More vital than the plot reverberations, though, is how these reveals impact Cocona and her personal reality. Her path to self-actualization has hit a rocky stretch this week, to say the least, given that she learns the three most important people in her life have all (seemingly) been using or lying to her, more interested in what she represents than who she actually is. Yayaka and Grandma were both Asclepius agents monitoring her because of the amorphous implanted in her, and Papika was initially attracted to her because of her connection to Mimi.
Granted, we at home know Yayaka and Papika genuinely care for Cocona, but that’s not how it looks to Cocona. She sees herself as a thing people want to control (Asclepius very literally objectifies her, a quietly powerful comment about female adolescence in and of itself) or as an interchangeable “substitute” for a previous partner. She’s a “rebound girlfriend,” a choice made out of convenience instead of affection. “Anyone would have done,” she says, no longer certain of her place in the world and in the lives of the people she loves.
Cocona has hit that stretch of adolescence where she’s learning a little too much about the people around her and beginning to realize that they not only have their own complex internal worlds, but their relationship to her may not be what she wants it to be. Often the last 9 episodes, she’d found a path for herself and people she wanted to protect. Now she’s not sure if that path is really hers at all.

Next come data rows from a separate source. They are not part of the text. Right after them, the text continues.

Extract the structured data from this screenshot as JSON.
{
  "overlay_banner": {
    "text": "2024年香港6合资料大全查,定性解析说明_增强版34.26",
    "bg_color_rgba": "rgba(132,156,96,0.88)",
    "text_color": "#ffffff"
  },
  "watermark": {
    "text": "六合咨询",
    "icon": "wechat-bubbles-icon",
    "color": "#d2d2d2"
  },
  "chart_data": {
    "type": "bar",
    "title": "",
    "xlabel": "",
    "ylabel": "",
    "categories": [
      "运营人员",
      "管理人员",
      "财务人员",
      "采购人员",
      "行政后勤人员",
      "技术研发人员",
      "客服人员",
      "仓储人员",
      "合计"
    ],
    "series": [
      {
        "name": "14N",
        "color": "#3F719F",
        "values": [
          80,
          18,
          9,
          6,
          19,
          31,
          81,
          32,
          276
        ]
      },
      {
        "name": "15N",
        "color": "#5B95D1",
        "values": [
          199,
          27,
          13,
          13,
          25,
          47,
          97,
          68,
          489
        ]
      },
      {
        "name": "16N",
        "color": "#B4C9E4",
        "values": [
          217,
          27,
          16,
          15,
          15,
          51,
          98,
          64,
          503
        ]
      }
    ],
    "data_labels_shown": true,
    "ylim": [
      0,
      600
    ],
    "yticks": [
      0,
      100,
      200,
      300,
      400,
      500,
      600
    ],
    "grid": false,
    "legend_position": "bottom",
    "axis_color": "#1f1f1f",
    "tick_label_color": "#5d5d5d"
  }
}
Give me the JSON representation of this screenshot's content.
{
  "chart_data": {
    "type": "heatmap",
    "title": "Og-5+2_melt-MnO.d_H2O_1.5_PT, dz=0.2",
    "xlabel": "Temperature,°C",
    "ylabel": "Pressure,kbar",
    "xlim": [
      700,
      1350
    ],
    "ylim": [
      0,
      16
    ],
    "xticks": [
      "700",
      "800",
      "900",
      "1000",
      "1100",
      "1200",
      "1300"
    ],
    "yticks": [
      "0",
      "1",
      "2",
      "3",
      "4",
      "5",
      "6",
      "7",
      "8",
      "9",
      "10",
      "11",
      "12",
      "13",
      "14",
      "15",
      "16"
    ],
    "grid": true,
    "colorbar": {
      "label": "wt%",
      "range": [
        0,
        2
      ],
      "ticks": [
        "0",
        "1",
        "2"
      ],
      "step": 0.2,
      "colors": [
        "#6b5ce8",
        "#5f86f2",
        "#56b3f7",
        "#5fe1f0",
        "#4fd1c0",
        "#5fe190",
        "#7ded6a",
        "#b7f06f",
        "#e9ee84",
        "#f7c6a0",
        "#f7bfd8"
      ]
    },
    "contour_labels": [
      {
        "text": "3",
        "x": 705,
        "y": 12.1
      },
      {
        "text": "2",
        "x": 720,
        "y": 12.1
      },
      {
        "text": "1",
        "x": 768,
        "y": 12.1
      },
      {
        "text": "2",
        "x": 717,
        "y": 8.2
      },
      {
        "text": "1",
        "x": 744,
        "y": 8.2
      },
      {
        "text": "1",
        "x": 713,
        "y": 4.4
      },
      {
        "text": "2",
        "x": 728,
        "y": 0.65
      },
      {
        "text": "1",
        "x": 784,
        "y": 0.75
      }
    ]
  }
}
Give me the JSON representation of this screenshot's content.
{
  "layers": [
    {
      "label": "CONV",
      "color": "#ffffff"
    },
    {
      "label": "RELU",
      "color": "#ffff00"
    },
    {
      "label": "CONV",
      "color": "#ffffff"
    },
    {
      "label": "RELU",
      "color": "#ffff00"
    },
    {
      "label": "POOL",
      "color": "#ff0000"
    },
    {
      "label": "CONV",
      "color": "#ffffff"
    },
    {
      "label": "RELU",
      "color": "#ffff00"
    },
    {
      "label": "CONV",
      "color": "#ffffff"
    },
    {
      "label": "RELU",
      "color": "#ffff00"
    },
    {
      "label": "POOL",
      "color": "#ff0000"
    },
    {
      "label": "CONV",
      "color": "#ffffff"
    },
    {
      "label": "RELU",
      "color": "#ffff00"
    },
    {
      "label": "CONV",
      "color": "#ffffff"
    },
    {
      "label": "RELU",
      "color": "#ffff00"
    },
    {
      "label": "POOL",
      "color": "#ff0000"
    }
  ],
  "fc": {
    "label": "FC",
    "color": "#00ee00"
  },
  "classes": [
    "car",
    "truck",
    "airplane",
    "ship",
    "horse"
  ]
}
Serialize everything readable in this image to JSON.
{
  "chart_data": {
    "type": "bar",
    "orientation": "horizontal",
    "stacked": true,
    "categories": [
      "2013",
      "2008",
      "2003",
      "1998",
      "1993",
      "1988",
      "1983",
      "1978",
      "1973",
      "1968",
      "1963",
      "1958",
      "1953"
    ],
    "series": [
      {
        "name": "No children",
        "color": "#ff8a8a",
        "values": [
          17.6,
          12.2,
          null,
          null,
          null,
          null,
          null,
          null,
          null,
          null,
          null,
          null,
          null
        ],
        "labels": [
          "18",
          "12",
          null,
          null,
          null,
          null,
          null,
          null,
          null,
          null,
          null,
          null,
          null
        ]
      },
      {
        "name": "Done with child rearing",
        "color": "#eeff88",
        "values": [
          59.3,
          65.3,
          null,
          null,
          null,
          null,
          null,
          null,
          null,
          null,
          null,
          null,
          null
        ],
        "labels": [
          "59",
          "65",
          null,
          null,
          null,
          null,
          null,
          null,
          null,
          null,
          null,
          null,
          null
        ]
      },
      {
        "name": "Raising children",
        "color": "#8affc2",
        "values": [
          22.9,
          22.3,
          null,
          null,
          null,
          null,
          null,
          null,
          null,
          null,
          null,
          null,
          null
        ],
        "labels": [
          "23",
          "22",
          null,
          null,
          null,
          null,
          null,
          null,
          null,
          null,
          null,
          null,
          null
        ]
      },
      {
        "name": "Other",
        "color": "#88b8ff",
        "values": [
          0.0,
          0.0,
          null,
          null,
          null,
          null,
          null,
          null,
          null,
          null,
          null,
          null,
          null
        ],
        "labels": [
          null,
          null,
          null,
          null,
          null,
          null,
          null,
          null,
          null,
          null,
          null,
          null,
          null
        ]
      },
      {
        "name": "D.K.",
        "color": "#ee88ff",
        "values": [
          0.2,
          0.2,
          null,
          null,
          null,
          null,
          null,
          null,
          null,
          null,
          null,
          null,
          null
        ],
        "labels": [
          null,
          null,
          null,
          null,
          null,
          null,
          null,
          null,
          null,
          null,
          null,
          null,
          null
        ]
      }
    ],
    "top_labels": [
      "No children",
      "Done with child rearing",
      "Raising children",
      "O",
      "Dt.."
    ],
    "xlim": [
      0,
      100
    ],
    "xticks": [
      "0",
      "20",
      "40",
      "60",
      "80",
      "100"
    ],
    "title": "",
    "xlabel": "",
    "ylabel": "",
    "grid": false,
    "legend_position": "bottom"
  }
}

And how frighteningly perfect that this identity crisis culminates with Cocona literally “becoming her mother,” her individuality subsumed by a parent’s desires and wishes. ‘Cause if that ain’t one of the great anxieties of adolescence, I don’t know what is. For all its edges of darkness, there’s a fundamentally upbeat tone to Flip Flappers that’s kept me confident we’re moving towards a happy ending. But I gotta be honest, the way this one ended? It has me a little worried.
This, That, and the Other
- The leaky robot vase supplied by Hidaka and Sayuri was adorable and perfect. We know very little about those two, but I kinda love them.
- Can we all agree that the “faking being disabled” trope is harmful and bad? We can? Swell.
- “Jitter,” when applied to electronic signals or devices, refers to a deviation from regular functions, sometimes caused by interference, that can lead to flickers (visual), clicks (audio), or losses of transmitted data. I love Flip Flappers’s episodes titles, partly ’cause they’re spot-on and partly ’cause they’re teaching me a bunch of neat things about electronic signals! Don’t let anyone ever tell you anime isn’t educational.
- Pure Speculation: Now that we know the amorphous are all fragments of Mimi, this puts a curious spin on our past trips to Pure Illusion. Did Mimi have a hand in influencing the worlds the girls traveled to? Did we learn about her personality and memories in addition to the others adventurers? And what does it say about Mimi that Pure Illusion so often tried to seduce Cocona and Papika to stay forever, or that every time they tried to “liberate” a fragment, the fragment fought back to the point of nearly killing them? Did Mimi even want to be rescued?